Chronic Postponement — Why Your Plans Never Materialize & What to Do About It!
Boom! You send a message to your friend — asking for a time to mend.
You agree on a time, but it never meets the dime. Rather, the plan remains on chronic postponement, never coming to fruition. This is the nature that haunts all of our plans — both big and small, both business and sentimental.
In the said nature, one member promises to meet, and the other member accepts the offer. However, once they part ways, neither party puts effort into making the plan work — and the once agreed upon plan never becomes reality. A common explanation for the phenomenon can be found in that both parties have other priorities, which leaves neither party interested in proceeding with the plan. But this logic is insincere in nature, since this implies that the agreement is not a priority for either party. People may appear kind on the outside, but in reality, they are not people who genuinely care.
So then, the solution is obvious, right? Just find people that do care, and call it a day!
If it were only as easy as that. Unfortunately, while humans evolved to come in packs and work as a team for survival, we only do so out of bettering ourselves, never for the betterment of other people. Some people may want to start a relationship with another person, whether it be official or personal, but it is never a relationship of mutual service. Therefore, the vast majority of people that a person will ever encounter throughout the course of their lifetime will be people that “do not care”, as per that definition. One cannot simply wait for a miracle to happen and for a person that seeks for the betterment of others to meet their path in life. They must themselves simply put the effort, and never wait for the other person.
Taking the first steps:
Before any tips on action are given within this post, I would like to clarify that what I write here is merely my philosophy, not the fact. There is no direct evidence to verify any claims I make in this post. I simply post what feels right based on common sense. So as per opinion, the best first step that any human can take is putting the initial effort. When a plan is created, it is created. We must not see the other person as a foreign entity, but rather as a person that is somehow related to us. This is difficult for most humans to visualize, since we are not used to seeing the world this way. Think of it like this — let’s start with parents. Your most direct relatives, the things that most likely created you. Then come your siblings, the things created alongside you. Then, your grandparents, and then, branching out, we have your aunties and uncles, and their children, your cousins. We are getting more and more distant, but your cousins are still just as much “related” to you as your parents are, thought they may be more distant than parents are. You care about them as much, although you would not do the same things to your cousin as you would to your parents. The friendship and acquaintance world is similar. You may not be related directly, but you are related emotionally. A common counterargument for this analogy is that you cannot do things you can to your friends as you can to your parents or spouse, but this argument is invalid. A friend and your family are two different kinds of relationships, but you must think about your friends and care about them too.

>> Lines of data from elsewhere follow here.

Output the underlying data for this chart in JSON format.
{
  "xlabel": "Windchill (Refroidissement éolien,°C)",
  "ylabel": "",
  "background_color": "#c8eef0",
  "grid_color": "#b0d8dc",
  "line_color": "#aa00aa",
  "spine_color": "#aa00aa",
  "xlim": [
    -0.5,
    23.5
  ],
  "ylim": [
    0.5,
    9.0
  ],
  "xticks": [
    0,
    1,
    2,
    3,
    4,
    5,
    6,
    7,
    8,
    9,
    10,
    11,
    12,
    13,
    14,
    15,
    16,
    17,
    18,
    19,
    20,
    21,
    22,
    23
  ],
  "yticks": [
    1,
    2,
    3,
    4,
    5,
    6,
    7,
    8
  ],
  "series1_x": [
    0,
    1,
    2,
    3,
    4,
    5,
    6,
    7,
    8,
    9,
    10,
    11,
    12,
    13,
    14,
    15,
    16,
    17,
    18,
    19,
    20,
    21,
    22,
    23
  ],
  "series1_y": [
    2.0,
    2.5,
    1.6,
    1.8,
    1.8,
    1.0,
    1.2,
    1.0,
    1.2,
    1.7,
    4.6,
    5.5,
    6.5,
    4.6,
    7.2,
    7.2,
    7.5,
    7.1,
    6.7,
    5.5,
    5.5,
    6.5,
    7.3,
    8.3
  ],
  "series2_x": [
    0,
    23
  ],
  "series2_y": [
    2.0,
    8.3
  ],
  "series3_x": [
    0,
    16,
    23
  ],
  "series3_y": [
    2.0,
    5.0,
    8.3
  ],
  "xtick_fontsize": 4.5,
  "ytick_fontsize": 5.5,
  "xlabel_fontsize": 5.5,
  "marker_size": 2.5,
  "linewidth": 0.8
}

Notice how I have hit a key word here — CARE.
The way to overcome the natural human urge is to treat the relationship as your own, and not as something foreign.
We can also extend this claim outside of the personal world.
Relationships cannot only be personal, they must also be material.
“Material” includes all of your goals and plans. It is a common saying to just do the work, but that is easier said than done, as we are all painfully aware of. We must take every job and task we need to complete as our own. We must accept it into our lives, rather than separate the task at hand from “living the rest of your life”. Once this is done, doing the task will become part of living a life. Slowly, by doing this, you will begin to befriend accomplishment. And as such, this is the key to creating motivation. Once the task is part of living life, the motivation to do the task will come from within, from the very concept of being alive — it will no longer be external. While external motivation surely helps, we must not be dependent on it, and by making a task part of us, we can no longer use a lack of motivation to justify a lack of productivity. This is the secret to all successful people. They are not dependent on some system to operate, they themselves are the system of motivation and achievement. Just as we do not require a system to indulge in distractions to the point that even negative motivation cannot stop the indulgence, they cannot quit their relationship with their material goal, even if they are feeling less motivated than usual.
In short, a lack of motivation is not an excuse for giving up — and doing a task is often far easier than it seems to be at first.